Abordando estas análises acerca da fome e miséria
humana, é fundamental referir o estudo de Castro (2008), no qual se demonstra ser
possível eliminar a fome no mundo. No seu livro ‘Geopolítica da Fome’, o autor comprovou
que o problema da fome é político e não é verdade divulgar que existe a falta de
alimentos para a população mais pobre.
“Quanto à fome, foram
necessárias duas terríveis guerras mundiais e uma tremenda revolução social – a
revolução russa – nas quais pereceram dezassete milhões de criaturas, dos quais
doze milhões de fome, para que a civilização ocidental acordasse de seu cômodo sonho
e se apercebesse de que a fome é uma realidade demasiado gritante e extensa, para
ser tapada com uma peneira aos olhos do mundo (Castro, 2008, p.13).
Para este autor é incompreensível como as transformações
que ocorreram nas técnicas de produção, desde os séculos XVIII, foram capazes de
gerar tanto avanços para a humanidade e em múltiplos domínios, que fizeram inclusivamente
que se atingisse um novo estágio em que o planeta se tornou uma “aldeia global”
(McLuhan, citado em Lima, 2009), mas revelando-se pouco eficazes no combate à fome
e pobreza. Pois, todos esses avanços decorrentes de uma sucessão de revoluções
tecnológicas, em que a última está assente na informática e nas telecomunicações
(Gorender, 2004), não conseguiram erradicar a fome no mundo. É assim um absurdo
que ainda tantos milhões de seres humanos passem fome e morram por acção de uma
injustiça social que persiste e alcança três dimensões, que segundo Costa (2012)
são: a económica, a cultural e a política.

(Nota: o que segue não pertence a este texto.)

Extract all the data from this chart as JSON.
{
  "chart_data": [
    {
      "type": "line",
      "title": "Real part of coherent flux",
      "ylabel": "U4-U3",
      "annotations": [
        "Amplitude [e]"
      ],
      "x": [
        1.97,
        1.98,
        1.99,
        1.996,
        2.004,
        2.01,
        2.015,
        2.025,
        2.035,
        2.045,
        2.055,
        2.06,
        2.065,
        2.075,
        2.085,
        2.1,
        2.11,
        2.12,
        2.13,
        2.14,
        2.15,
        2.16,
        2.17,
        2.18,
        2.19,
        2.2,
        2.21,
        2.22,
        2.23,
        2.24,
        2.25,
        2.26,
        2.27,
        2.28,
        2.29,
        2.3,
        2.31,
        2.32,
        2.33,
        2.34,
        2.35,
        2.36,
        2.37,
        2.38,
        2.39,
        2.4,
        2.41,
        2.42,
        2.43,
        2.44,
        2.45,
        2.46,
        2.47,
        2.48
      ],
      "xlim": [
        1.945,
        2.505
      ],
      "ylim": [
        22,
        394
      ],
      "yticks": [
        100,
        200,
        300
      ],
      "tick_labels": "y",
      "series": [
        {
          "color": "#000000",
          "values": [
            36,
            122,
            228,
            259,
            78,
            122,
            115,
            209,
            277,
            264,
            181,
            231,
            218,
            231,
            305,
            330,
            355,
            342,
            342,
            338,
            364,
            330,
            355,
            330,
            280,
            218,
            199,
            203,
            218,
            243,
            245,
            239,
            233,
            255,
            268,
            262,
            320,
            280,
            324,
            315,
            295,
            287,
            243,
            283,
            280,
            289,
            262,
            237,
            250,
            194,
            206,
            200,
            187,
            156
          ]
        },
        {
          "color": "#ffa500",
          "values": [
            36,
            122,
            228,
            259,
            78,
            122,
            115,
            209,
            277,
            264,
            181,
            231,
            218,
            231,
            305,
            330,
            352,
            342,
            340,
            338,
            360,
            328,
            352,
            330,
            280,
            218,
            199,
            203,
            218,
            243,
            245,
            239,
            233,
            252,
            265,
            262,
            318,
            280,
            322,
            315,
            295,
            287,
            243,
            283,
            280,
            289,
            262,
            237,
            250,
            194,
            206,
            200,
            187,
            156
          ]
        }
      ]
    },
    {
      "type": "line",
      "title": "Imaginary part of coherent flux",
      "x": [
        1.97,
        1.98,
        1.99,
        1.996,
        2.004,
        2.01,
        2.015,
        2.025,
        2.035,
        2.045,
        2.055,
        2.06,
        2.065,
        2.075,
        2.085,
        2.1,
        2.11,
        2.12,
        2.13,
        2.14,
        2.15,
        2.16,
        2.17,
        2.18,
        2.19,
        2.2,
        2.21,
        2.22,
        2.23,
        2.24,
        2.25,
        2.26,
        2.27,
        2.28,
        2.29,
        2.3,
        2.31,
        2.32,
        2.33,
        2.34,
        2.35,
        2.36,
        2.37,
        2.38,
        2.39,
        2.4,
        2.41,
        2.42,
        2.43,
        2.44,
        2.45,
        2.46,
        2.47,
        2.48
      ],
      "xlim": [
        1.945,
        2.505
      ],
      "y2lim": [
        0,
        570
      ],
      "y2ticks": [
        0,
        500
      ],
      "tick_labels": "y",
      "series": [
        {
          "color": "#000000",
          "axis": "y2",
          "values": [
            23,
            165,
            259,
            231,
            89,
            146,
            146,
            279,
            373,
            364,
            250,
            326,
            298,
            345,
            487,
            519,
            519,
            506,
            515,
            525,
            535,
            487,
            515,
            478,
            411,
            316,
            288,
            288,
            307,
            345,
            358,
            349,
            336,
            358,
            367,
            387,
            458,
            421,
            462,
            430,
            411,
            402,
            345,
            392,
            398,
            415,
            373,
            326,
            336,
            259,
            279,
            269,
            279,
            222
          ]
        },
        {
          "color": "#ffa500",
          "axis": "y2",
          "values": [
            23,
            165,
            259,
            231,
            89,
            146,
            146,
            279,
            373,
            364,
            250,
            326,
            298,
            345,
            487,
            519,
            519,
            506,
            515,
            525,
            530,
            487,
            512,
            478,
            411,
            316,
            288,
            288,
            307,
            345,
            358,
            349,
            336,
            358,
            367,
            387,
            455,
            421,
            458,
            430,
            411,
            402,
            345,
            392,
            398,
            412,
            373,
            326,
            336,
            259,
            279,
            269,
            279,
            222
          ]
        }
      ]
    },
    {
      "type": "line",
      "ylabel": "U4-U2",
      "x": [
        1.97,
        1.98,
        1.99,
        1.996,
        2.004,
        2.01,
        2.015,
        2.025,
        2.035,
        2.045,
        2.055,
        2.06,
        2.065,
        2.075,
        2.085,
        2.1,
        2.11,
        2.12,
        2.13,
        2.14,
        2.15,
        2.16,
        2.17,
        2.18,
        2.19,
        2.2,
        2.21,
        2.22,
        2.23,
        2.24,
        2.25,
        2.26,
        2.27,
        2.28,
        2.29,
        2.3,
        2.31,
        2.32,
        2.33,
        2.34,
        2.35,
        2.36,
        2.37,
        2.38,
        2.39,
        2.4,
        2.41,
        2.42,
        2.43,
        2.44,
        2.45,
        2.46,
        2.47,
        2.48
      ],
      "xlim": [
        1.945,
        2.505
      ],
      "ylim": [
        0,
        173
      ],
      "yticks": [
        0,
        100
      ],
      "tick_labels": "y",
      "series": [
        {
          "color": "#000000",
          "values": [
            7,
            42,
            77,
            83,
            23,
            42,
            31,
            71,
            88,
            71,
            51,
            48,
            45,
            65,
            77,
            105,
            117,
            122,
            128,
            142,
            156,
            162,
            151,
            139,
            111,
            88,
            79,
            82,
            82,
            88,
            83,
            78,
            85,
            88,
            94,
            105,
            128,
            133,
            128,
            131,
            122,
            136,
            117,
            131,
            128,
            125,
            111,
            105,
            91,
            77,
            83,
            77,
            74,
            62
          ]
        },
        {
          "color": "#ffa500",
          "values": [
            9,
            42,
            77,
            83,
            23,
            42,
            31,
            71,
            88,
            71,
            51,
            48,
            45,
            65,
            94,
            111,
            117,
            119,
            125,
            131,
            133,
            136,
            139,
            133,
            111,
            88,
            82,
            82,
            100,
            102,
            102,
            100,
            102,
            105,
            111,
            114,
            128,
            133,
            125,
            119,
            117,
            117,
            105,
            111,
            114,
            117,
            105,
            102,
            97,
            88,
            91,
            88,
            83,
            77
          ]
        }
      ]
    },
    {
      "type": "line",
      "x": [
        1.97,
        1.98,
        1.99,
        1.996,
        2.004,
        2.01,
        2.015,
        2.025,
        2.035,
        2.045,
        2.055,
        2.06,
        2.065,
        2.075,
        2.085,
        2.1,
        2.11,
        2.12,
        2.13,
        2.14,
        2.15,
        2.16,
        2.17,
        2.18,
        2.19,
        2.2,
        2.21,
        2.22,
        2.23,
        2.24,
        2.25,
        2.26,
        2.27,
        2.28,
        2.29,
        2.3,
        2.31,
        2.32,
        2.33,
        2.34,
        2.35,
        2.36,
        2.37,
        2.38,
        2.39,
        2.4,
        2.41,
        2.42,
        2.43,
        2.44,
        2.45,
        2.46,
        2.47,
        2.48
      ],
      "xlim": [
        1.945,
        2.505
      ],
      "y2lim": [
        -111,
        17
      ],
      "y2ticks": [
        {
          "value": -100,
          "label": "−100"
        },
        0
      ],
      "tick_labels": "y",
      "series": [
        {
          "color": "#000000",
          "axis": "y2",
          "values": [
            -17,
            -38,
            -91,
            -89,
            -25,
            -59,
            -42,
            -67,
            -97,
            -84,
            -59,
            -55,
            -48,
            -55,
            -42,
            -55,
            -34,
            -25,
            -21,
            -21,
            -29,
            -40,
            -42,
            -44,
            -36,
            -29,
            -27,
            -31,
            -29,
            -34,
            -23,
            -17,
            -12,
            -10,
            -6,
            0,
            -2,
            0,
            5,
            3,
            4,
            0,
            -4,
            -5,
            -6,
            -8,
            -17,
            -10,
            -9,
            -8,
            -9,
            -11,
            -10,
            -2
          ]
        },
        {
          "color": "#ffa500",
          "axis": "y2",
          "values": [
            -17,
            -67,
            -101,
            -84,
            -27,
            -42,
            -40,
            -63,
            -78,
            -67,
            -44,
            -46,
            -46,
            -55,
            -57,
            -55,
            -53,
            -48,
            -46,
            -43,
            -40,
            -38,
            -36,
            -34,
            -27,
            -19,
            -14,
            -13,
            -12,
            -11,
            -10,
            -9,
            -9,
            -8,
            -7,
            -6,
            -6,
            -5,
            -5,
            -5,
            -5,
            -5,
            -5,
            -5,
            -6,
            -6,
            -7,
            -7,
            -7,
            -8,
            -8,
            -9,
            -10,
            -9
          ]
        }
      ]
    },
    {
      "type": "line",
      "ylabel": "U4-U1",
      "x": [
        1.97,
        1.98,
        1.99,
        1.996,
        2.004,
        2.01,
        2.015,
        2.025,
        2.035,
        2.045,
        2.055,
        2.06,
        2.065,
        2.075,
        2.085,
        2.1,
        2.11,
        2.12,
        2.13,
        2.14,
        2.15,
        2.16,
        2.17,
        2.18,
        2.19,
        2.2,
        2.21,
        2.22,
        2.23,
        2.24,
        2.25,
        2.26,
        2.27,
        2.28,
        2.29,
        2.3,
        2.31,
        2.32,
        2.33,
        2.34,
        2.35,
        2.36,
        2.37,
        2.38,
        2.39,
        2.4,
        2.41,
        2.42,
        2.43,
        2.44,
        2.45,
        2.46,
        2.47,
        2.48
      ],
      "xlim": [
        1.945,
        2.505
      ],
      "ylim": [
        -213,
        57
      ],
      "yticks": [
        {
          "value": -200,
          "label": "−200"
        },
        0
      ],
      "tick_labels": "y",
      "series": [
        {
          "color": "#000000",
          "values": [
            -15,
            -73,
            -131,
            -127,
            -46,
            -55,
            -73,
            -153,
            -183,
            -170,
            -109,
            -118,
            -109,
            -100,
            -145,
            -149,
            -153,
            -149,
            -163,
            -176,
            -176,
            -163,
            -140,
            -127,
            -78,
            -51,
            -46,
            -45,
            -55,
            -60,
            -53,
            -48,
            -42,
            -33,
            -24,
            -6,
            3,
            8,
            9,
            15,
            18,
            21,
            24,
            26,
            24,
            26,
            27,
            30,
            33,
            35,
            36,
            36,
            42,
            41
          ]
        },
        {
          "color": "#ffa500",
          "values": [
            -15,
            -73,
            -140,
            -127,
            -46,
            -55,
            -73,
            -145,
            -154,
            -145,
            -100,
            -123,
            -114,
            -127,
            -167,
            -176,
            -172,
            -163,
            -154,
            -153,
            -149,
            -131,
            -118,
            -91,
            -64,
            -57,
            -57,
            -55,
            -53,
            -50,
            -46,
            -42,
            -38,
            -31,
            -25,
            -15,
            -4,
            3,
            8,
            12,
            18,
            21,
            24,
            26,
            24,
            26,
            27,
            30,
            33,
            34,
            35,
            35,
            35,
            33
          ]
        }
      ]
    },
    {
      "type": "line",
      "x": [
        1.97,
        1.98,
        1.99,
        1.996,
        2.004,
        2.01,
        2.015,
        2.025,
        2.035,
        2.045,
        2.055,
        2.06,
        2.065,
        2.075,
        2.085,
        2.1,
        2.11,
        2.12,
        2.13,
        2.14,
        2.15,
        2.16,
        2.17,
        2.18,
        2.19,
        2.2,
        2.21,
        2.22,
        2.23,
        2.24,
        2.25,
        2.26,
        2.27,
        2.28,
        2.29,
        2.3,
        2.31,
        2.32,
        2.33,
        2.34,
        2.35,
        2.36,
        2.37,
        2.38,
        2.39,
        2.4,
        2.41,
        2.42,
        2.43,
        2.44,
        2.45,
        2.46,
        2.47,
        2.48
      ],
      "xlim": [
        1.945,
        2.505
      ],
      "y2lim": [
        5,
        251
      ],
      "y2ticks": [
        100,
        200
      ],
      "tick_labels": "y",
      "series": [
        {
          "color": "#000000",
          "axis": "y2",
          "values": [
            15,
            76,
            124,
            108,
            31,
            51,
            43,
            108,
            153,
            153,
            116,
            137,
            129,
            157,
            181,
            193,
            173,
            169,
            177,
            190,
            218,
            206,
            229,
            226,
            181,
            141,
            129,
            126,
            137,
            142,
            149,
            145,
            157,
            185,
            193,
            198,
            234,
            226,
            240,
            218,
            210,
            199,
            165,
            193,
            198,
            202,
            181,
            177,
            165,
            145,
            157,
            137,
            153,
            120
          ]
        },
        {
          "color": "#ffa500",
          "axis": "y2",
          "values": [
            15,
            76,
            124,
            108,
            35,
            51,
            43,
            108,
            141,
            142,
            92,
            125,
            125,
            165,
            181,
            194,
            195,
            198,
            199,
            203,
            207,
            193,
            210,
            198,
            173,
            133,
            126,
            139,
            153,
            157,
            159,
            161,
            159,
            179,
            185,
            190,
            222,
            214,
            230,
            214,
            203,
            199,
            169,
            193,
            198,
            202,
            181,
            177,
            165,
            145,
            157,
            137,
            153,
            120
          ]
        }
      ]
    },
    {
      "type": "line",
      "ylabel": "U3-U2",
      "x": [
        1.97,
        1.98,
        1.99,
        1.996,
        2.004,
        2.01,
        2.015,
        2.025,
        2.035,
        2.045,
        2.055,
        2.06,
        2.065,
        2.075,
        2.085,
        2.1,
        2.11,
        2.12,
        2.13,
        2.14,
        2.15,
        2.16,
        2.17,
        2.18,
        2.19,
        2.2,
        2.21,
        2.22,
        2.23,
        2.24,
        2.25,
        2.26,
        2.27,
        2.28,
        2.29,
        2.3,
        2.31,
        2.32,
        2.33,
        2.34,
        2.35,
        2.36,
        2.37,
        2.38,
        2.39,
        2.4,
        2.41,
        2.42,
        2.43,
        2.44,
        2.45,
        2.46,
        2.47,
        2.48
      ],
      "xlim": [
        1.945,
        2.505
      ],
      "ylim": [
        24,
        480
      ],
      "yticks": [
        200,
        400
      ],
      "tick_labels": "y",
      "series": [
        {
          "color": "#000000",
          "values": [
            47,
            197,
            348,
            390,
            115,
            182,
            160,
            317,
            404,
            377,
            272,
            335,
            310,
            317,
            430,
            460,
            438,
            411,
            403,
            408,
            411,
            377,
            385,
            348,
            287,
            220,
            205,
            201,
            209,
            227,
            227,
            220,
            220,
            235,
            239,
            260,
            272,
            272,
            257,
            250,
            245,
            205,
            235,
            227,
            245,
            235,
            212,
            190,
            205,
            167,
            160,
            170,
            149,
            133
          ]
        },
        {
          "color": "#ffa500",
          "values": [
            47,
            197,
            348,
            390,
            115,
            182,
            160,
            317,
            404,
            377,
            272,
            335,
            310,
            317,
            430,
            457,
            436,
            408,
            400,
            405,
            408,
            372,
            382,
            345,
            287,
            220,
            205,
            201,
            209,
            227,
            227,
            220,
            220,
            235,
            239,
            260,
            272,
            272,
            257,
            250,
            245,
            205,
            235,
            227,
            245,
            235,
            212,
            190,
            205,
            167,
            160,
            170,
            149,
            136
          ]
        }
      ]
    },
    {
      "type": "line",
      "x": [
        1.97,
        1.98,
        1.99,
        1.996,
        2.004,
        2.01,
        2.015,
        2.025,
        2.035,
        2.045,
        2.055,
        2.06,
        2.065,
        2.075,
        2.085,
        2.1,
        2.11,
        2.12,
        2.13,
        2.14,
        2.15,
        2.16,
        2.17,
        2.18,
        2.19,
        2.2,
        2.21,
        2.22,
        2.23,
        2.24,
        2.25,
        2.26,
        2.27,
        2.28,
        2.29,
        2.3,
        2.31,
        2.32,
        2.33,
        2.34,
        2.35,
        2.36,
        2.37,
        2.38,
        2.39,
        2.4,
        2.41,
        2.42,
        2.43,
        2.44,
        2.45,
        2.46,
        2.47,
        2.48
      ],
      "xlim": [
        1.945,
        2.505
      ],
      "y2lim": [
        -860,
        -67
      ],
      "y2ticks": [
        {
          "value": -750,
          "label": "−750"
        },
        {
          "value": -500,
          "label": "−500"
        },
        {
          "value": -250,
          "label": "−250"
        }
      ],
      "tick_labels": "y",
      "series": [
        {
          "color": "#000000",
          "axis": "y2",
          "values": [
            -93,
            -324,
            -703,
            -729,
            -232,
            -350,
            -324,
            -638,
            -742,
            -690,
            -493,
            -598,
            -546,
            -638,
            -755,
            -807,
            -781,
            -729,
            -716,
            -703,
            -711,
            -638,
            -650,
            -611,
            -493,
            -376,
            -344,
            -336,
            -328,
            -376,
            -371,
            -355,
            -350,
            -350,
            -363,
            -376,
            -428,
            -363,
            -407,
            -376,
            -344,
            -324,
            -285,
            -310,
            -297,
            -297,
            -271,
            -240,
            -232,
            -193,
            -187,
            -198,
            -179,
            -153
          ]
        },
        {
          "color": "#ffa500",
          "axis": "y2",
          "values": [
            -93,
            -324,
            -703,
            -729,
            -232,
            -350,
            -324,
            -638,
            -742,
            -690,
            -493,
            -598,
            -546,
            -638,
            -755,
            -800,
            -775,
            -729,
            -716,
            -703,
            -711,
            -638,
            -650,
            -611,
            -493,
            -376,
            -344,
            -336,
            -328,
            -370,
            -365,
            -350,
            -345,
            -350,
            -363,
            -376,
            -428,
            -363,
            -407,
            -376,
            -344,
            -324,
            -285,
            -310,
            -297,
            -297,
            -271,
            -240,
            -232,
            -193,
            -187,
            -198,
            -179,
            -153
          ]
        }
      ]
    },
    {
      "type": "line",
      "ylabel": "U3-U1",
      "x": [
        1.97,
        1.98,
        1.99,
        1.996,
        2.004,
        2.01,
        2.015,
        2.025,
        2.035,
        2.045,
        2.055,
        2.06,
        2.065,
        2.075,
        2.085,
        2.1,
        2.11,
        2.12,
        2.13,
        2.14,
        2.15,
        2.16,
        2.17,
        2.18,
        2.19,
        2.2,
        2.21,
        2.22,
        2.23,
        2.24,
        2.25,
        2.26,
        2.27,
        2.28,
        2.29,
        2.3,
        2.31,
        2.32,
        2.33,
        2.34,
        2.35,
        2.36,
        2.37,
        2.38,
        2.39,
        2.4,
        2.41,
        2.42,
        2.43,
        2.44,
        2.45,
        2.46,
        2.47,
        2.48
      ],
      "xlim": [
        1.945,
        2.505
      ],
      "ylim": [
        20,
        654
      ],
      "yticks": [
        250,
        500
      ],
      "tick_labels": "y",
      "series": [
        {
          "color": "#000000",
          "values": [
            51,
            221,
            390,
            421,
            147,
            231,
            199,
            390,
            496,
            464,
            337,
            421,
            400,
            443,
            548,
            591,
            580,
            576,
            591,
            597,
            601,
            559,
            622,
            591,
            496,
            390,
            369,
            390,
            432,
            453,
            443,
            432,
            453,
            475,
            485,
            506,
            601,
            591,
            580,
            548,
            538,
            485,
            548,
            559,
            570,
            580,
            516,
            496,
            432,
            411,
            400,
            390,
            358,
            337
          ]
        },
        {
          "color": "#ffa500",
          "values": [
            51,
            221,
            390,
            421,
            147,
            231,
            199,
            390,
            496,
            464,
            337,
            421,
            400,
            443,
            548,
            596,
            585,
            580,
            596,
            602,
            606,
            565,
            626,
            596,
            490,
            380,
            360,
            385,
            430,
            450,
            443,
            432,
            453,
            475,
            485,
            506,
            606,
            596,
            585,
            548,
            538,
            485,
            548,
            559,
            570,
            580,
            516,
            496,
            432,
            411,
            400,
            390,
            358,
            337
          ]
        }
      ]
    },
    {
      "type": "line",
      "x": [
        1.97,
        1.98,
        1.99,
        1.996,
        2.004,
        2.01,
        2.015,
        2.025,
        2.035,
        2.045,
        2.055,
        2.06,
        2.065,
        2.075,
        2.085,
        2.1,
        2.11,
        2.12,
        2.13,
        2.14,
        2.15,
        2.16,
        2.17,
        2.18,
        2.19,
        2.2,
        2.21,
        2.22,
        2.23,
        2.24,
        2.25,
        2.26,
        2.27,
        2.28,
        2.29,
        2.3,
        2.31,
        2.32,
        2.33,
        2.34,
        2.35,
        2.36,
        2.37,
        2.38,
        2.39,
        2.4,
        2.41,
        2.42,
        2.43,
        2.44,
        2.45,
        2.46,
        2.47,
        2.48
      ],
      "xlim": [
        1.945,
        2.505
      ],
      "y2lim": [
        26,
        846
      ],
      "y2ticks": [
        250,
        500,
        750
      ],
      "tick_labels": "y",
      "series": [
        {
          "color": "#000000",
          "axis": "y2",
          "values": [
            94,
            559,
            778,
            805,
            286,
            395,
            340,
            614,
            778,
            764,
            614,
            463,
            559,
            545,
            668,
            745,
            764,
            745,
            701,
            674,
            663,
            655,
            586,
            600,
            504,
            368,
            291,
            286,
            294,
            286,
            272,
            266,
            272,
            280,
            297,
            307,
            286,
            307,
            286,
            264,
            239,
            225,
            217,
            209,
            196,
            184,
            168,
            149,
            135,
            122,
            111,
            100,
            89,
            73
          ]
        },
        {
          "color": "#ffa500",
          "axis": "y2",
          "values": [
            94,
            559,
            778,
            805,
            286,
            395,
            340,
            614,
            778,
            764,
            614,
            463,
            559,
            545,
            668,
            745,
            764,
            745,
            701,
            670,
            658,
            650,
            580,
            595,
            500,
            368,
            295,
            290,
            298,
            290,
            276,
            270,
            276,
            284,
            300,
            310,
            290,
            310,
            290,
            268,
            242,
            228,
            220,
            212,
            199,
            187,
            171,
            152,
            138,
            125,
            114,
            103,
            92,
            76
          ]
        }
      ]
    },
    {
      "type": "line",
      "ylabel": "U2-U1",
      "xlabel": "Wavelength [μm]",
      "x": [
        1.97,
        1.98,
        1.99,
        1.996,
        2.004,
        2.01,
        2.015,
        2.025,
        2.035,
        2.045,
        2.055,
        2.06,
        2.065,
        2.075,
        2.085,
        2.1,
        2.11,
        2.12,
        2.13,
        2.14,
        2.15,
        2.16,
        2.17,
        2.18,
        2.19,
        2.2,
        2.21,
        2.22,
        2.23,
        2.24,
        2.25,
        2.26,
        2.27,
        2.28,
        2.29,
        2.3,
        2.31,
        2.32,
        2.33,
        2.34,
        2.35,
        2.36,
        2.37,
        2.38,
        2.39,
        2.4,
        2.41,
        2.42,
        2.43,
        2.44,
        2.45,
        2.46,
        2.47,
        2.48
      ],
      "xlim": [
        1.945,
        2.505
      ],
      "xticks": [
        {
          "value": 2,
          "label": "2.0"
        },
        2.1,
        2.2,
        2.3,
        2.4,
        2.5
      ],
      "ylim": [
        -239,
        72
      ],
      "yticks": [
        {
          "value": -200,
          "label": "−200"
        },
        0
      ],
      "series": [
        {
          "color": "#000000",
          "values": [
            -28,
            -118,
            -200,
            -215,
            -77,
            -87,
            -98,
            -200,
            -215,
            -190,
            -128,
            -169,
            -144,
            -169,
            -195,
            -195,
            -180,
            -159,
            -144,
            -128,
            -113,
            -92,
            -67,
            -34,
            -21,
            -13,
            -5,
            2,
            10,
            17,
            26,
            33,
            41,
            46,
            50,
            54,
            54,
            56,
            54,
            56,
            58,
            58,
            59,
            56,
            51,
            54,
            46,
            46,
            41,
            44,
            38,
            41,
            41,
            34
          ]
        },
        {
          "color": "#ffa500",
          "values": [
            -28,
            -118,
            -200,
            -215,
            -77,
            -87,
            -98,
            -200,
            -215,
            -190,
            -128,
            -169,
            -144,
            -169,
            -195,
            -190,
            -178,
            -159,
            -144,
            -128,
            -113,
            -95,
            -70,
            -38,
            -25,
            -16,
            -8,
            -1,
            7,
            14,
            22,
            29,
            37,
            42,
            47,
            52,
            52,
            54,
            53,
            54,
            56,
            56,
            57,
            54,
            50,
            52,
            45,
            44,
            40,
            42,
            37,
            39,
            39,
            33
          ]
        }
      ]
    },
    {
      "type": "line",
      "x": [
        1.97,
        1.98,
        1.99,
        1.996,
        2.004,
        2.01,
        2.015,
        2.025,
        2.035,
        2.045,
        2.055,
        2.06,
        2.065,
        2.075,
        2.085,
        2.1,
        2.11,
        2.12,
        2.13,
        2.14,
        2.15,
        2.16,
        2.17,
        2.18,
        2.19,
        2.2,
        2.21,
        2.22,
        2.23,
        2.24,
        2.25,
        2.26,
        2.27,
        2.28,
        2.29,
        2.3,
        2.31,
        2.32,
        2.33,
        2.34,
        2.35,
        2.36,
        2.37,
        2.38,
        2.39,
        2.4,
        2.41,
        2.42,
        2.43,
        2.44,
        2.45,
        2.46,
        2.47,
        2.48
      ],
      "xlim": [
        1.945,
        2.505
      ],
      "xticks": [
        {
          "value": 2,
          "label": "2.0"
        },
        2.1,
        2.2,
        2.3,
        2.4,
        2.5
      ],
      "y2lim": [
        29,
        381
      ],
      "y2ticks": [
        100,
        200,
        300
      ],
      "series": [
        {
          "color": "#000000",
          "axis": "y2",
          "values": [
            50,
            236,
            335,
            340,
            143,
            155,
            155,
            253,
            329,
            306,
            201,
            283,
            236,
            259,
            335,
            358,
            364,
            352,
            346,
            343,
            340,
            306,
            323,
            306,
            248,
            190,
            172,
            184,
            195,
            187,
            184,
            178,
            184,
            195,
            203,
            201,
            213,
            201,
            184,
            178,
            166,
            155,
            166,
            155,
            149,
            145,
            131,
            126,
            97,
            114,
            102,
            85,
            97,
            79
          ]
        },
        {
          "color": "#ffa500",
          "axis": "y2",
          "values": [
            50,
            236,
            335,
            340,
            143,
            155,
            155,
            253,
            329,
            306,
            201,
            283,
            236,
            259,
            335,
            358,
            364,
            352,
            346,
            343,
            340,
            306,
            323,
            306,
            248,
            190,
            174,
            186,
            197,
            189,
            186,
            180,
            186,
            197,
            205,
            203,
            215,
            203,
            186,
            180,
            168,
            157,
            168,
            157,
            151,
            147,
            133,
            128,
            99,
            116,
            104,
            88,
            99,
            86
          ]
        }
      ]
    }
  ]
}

“No atual contexto de globalização,
a injustiça social manifesta-se, segundo Nancy Frazer (2008), em três vertentes
fundamentais: as injustiças económicas, as injustiças culturais e as injustiças
políticas...A teorização de Frazer assenta na conceção de que uma situação social
de justiça requer formas de organização da sociedade que permitam a todos participar
em paridade (como “pares”) na vida social. Combater as injustiças sociais
significa, assim, desmantelar obstáculos institucionalizados que impedem alguns
de concretizarem efetivamente, como parceiros a título pleno, essa participação
na interação social...Tais obstáculos podem consistir principalmente em desigualdades
económicas, ocasionando injustiças distributivas. Face a essas injustiças socioeconómicas
têm sido defendidas e desenvolvidas políticas de redistribuição. Boa parte dos movimentos
sindicais do último século e meio situam-se nesta vertente, tal como as políticas
do estado-providência ou estado social: impostos progressivos, legislação
laboral, segurança social, educação pública, serviços públicos de saúde.” (Costa,
2012, p.24).
Dentro desse raciocínio pode ser constatado que a
injustiça, não é só económica e política, mas também cultural, sendo que esta discriminação
ocorre tanto nos países pobres como nos países ricos. A sociedade atual exige que
as populações se adequem às novas informações, inovações e conhecimentos inerentes
ao mundo globalizado. Mas muitos países e seus governantes não fornecem condições
adequadas para que exista, efetivamente, um acesso à educação e ao conhecimento
por parte das suas populações. Existem assim milhões de analfabetos digitais a
nível mundial. Tempos modernos exigem comportamentos moderno e novos aprendizados,
a ponto de Gilberto Dimenstein criar esta nova categoria de analfabetos funcionais,
o "analfabeto digital". Hoje em dia na sociedade em rede, é fundamental
que todos tenham acesso a terminais de computadores e saibam operar com alguns sistemas
básicos que permitem, com grande velocidade e eficiência, digitar textos, fazer
cálculos, trabalhar com imagens e gráficos, elaborar planilhas de contas, etc. A
maior concentração deste grupo de analfabetos digitais está nos países ou regiões
mais pobres, com menores IDH do mundo. A injustiça cultural assim promovida vai
reforçar a exclusão social de milhões de habitantes no mundo, assim como corrobora
para o aprofundamento dos demais tipos de injustiças, também a espacial.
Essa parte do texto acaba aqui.